Audit trailing

An audit trail (also called audit log) is a security-relevant chronological set of records that provide documentary evidence of the sequence of activities that have affected at any time a specific operation, procedure or event. In PMA.core audit trailing is implemented as part of 21 CFR.11

A background article on audit trailing can be found on our blog.

PMA.core implements audit trailing as a middleware between the application and the connection to the SQL server database. This middleware captures all requests from the application to the database and, depending on the operation, creates records on a sub-schema of the database with all the required information to recreate them.

The sub-schema of the audit trail database can be seen in the table diagram bellow

• EntityTypes: All types known to audit trail i.e Root Directory, User, Form, FormData
• Entities: All specific entities that are available in PMA.core i.e. a specific Root Directory, specific user etc.
• EntityModificationEvents: This is the main table of audit trail that contains information about an entity that has changed on the PMA.core database. This contains the header information about the change.
• EntityModificationDetails: The detailed fields that was changed. This describes in detail a specific change in the EntityModificationEvents table with an one to many relationship(master/detail)

The EntityModificationEvents table in detail contains the following columns

• ActionType: The type of action this record represents, one of Create/Delete/Update
• UserLogin: The user that performed this action
• CreatedOn: The date and time the operation occured in the database
• EntityId: A foreign key to the Entities table for which the operation occured

The EntityModificationDetails is connected to the EntityModificationEvents and contains the following columns:

• EventId: A foreign key to the EntityModificationEvents that this record describes in detail
• FieldName: The name of the database field that was changed. This is a field of the entity that was changed
• OldValue: The value before the change. This is null for Create operations
• NewValue: The value after the change. This is null for Delete operations

The easiest way to consult the audit trail is via PMA.core's pre-defined audit trail views for the main entities of Root Directories and Users:

• Root directories
• Users

For more advanced use cases you can execute SQL Queries in the sub-schema of PMA.core database which was described in the previous paragraph.

Keeping an Audit trail of all changes happening in a live production PMA.core server can be quite space consuming.
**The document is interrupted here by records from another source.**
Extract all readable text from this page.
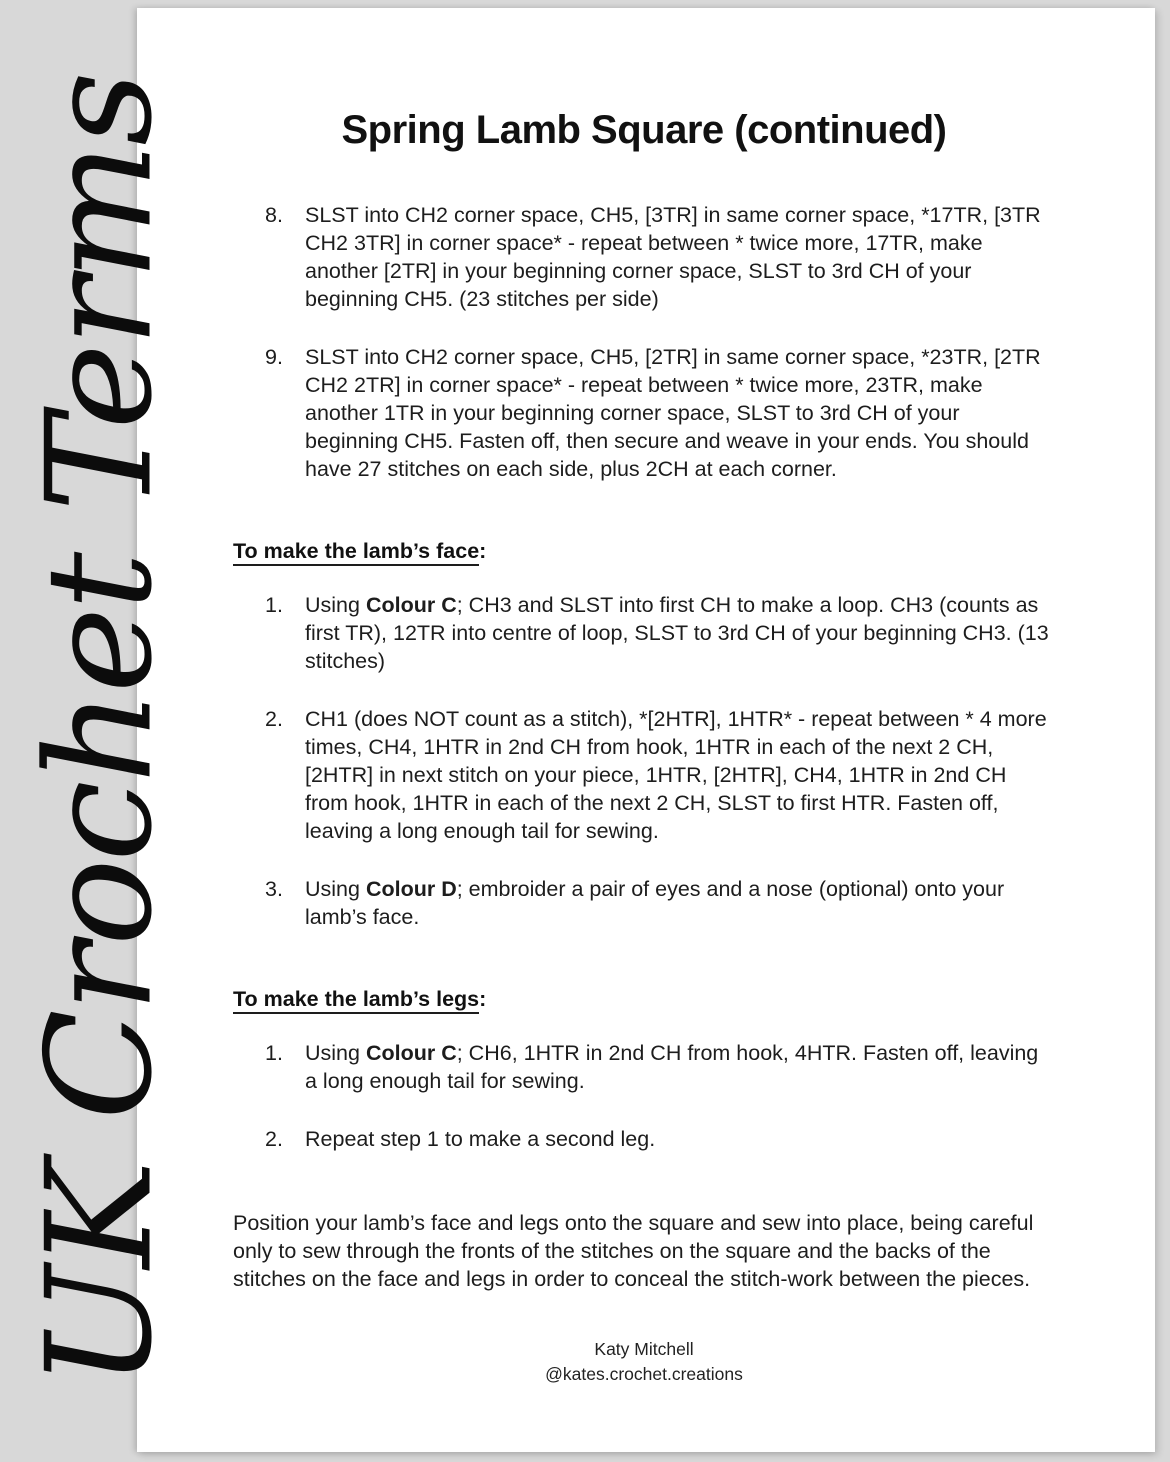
UK Crochet Terms	Spring Lamb Square (continued)
8.	SLST into CH2 corner space, CH5, [3TR] in same corner space, *17TR, [3TR CH2 3TR] in corner space* - repeat between * twice more, 17TR, make another [2TR] in your beginning corner space, SLST to 3rd CH of your beginning CH5. (23 stitches per side)
9.	SLST into CH2 corner space, CH5, [2TR] in same corner space, *23TR, [2TR CH2 2TR] in corner space* - repeat between * twice more, 23TR, make another 1TR in your beginning corner space, SLST to 3rd CH of your beginning CH5. Fasten off, then secure and weave in your ends. You should have 27 stitches on each side, plus 2CH at each corner.
To make the lamb’s face:
1.	Using Colour C; CH3 and SLST into first CH to make a loop. CH3 (counts as first TR), 12TR into centre of loop, SLST to 3rd CH of your beginning CH3. (13 stitches)
2.	CH1 (does NOT count as a stitch), *[2HTR], 1HTR* - repeat between * 4 more times, CH4, 1HTR in 2nd CH from hook, 1HTR in each of the next 2 CH, [2HTR] in next stitch on your piece, 1HTR, [2HTR], CH4, 1HTR in 2nd CH from hook, 1HTR in each of the next 2 CH, SLST to first HTR. Fasten off, leaving a long enough tail for sewing.
3.	Using Colour D; embroider a pair of eyes and a nose (optional) onto your lamb’s face.
To make the lamb’s legs:
1.	Using Colour C; CH6, 1HTR in 2nd CH from hook, 4HTR. Fasten off, leaving a long enough tail for sewing.
2.	Repeat step 1 to make a second leg.

Position your lamb’s face and legs onto the square and sew into place, being careful only to sew through the fronts of the stitches on the square and the backs of the stitches on the face and legs in order to conceal the stitch-work between the pieces.

Katy Mitchell
@kates.crochet.creations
You can always check all storage requirements of PMA.core in the Diagnostics -> Installation Checks -> Storage Checks page In that page you can check the total size of SQL database including the audit trail but also check other storages used such as the tile cache directory and the cloud cache

If the usage of Audit trail storage is getting large you can always backup the tables EntityModificationEvents and the EntityModificationEvents and safely delete all rows from these tables.